Avec la crise du Covid 19 et le confinement prononcé par le gouvernement, l’heure est depuis quelques jours au télétravail pour les uns, à la poursuite de l’activité in situ pour les autres (et dans des conditions parfois très dures…), ou malheureusement à l’arrêt forcé de ses fonctions pour un certain nombre.
Au-delà, et pour une grande majorité de Français, ces dernières années ont été synonymes d’accession à la propriété, d’investissement, ou encore d’économies importantes sur leurs crédits immobiliers, du fait d’un marché dynamique, porté par des conditions d’emprunt attractives.
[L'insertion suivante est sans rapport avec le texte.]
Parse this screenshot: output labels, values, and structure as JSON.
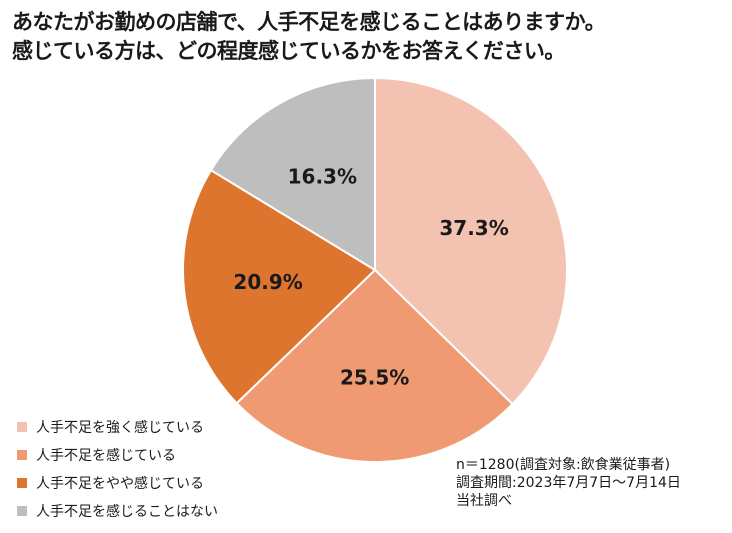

Pour autant, en ces temps troublés, est-il possible en fonction de ses besoins, ou de sa situation, d’adapter son prêt ou son budget immobilier ?
Voici quelques éléments de réponses.
Les options de modulation ou clause de modularité
La plupart des banques et des contrats de prêt, prévoit contractuellement des options de modulations des échéances du crédit. S’il est, en général, plus souvent prévu de pouvoir moduler la mensualité à la hausse (dans la limite de 10 à 30% la plupart du temps), ce qui s’avère peu utile en cas de « trou d’air » dans ses finances, certaines banques, plus limitées sur la place, peuvent prévoir contractuellement la baisse de votre mensualité, mais dans la limite d’un allongement de la durée du prêt de 2 ans maximum.
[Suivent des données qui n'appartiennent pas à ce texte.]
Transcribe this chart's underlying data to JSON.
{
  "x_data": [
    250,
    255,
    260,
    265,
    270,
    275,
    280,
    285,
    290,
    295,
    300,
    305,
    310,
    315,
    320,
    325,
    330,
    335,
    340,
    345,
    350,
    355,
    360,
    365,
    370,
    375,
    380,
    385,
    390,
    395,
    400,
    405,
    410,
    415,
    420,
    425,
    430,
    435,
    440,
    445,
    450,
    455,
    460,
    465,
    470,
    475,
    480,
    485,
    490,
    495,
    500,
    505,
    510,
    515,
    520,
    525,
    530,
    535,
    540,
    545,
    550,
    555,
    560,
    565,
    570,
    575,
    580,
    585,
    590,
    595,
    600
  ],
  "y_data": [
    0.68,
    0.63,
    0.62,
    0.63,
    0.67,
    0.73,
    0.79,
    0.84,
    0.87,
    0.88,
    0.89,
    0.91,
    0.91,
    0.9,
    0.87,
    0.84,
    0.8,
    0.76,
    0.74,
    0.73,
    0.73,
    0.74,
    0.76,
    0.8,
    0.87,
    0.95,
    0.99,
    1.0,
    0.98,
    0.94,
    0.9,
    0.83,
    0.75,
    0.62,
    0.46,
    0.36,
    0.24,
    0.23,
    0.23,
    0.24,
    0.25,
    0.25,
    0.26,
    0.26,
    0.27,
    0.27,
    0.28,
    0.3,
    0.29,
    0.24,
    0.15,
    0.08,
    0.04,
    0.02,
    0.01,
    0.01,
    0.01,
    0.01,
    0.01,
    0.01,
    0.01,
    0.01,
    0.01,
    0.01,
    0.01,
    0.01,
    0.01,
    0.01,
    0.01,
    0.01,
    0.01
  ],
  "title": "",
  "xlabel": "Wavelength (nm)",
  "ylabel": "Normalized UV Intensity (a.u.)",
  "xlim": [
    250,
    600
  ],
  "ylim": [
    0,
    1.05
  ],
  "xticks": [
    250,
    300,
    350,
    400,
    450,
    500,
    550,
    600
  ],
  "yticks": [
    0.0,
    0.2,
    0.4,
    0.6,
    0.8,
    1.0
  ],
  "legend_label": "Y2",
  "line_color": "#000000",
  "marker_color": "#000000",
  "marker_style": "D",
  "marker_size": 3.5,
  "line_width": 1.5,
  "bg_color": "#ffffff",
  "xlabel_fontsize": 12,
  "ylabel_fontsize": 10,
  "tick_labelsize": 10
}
Néanmoins, si vous souhaitez utiliser ces options, pour adapter votre budget, vous devrez respecter un préavis prévu dans le contrat. A ce titre, les modifications interviennent en général à la date d’anniversaire du prêt, en ayant déjà réalisé au minimum 12 à 24 mois de remboursement.
Quoi qu’il en soit, et avant de faire jouer cette clause, il faudra vraiment se poser la question de savoir si « le jeu en vaut la chandelle ».
Modulation ou report : fausse bonne idée ?
En effet, si parfois ces options sont gratuites (ou moyennant peu de frais), et que les clauses soient prévues ou non au contrat, la mise en place reste toujours in fine soumise à l’accord préalable du prêteur.
Bien sûr, une clause écrite facilitera le cas échéant votre demande, si celle-ci est prévue au contrat. Pour autant, même si aucune clause n’est prévue, vous pouvez toujours demander à votre banque la modulation, voire la suspension partielle ou totale du remboursement de vos mensualités.
Si ces possibilités ne s’appliquent pas en général aux prêts les plus récents, nous l’avons dit, la banque a selon nous, davantage intérêt de vous aider à faire face à vos difficultés provisoires, pour préserver vos intérêts… et les siens ! En effet, en vous aidant ponctuellement, elle limitera ainsi votre risque de défaut de remboursement (disons définitif), et préservera davantage ses marges dans le temps, en s’assurant de votre bon règlement futur.
En cas de crise, comme actuellement, nous pensons même qu’un trop grand nombre de procédures de recouvrement serait de nature à pénaliser la banque, bien plus financièrement, qu’à tenter de vous accorder ponctuellement un peu de souplesse. Les saisies coutent (temps, argent…) ; sans compter que détenir trop de biens immobiliers dans un marché pouvant présenter des symptômes de crise profonde, ne nous semble pas forcément favorable.
Parce qu’il n’est pas toujours bon de se précipiter …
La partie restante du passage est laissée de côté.